Frauenbewegung – das sind doch diese letzten paar Feministinnen, die regelmäßig zum 8. März aus ihren Nischen hervorkommen, oder? Frauenbewegung – gibt es die überhaupt noch?

Auf der Suche nach bewegten Frauen in Berlin stößt Frau unweigerlich auf das Berliner Frauennetzwerk (BFN) ­ einen Zusammenschluß aus Ost- und Westberliner Frauenprojekten. Der Ursprung der West-Initiativen geht auf die sogenannte zweite Frauenbewegung der siebziger Jahre zurück. Der Beginn der Frauenprojektebewegung wurde damals von einer großen Euphorie und Aufbruchstimmung begleitet. Viele Projekte, die heute noch existieren, sind aus dem Engagement von Frauen zu dieser Zeit heraus entstanden.

Von anfangs autonom organisierten Selbsthilfe- und Selbsterfahrungsgruppen entwickelten sie sich in den achtziger Jahren hin zu hochprofessionellen Organisationen wie Frauenhäusern und Frauenzentren mit verschiedenen soziokulturellen Angeboten ­ von Sprach- und Sportkursen über Filmabende und Frauendiscos bis hin zu Beratungsangeboten, lesbischen Archiven, Cafés. Hauptanliegen bereits in den siebziger Jahren war es, (Frei-)Räume für Frauen zu schaffen: „Frauenprojekte sind dadurch entstanden, daß fünf Frauen gesagt haben: ,Ey, so kann es hier nicht weitergehen, wir brauchen einen separaten Raum für uns. Die Jungs sitzen immer breit in der Ecke, und für uns ist kein Platz da.' So sind alle Frauenkneipen, Frauenbuchläden und Frauenprojekte entstanden", heißt es über die Anfangszeit der Projekte. Diese bunte Projektelandschaft wurde Anfang der neunziger Jahre durch die schnell sprießenden Ost-Initiativen bereichert ­ auch wenn manche der „Alteingesessenen" das zunächst anders sahen. Die allmähliche Ausfinanzierung von vormals autonomen Projekten durch den Berliner Senat führte zwar zu mehr Professionalität und Kontinuität, gleichzeitig entstanden jedoch Abhängigkeiten. Frauenprojekte traten vermehrt als Arbeitgeberinnen und soziale Dienstleisterinnen in Erscheinung und verloren gleichzeitig einen Teil ihres kämpferischen Moments.

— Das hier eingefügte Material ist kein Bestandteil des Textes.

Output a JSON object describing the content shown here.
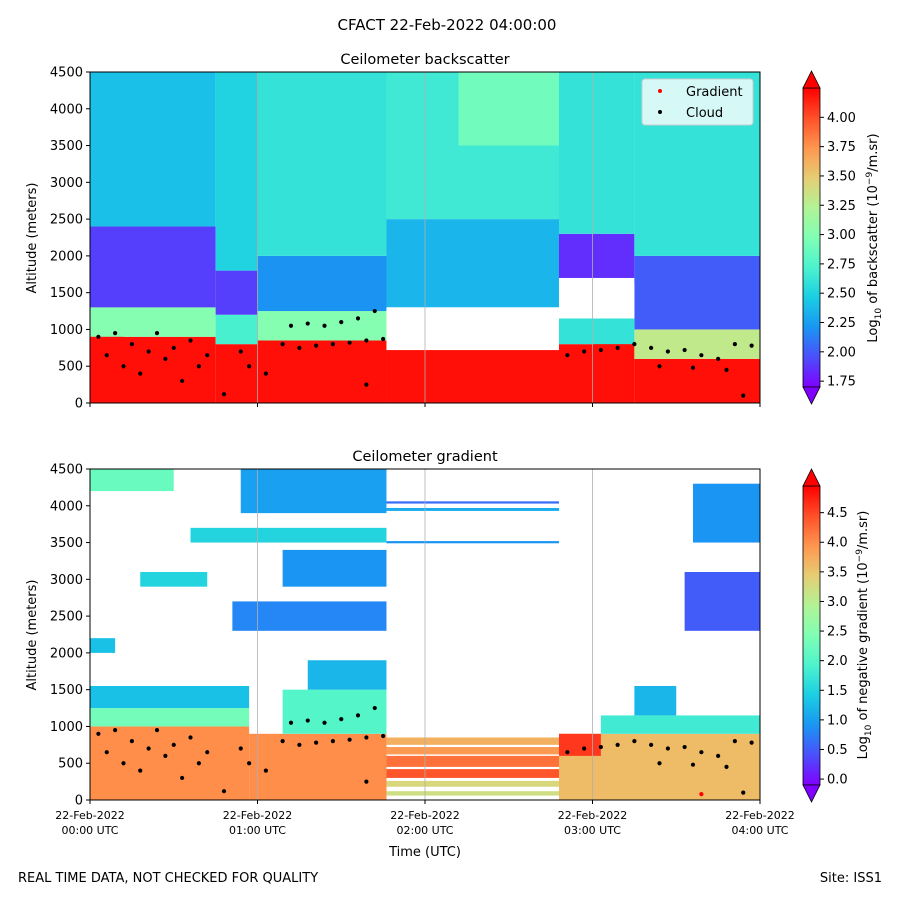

Kann man heute wirklich noch von einer Bewegung sprechen oder hat sich die Frauenbewegung in vielfältigsten Institutionalisierungen erschöpft? Teile der Frauenbewegung agieren derzeit „zwitterhaft": Einerseits zeigen sie eine hochgradige Verinstitutionalisierung, um deren Sicherheit auch gekämpft wird. Andererseits agieren sie aber auch gegen staatliche Institutionen, verstärkt gerade auch in Zeiten finanzieller Kürzungen. Aus dieser „Halb-drinnen-und-halb- draußen-Position", die sie derzeit einnehmen, fällt es oftmals schwer, Alternativen zu formulieren ­ vielleicht auch, weil es dann zu einer Infragestellung der eigenen Existenz kommen könnte.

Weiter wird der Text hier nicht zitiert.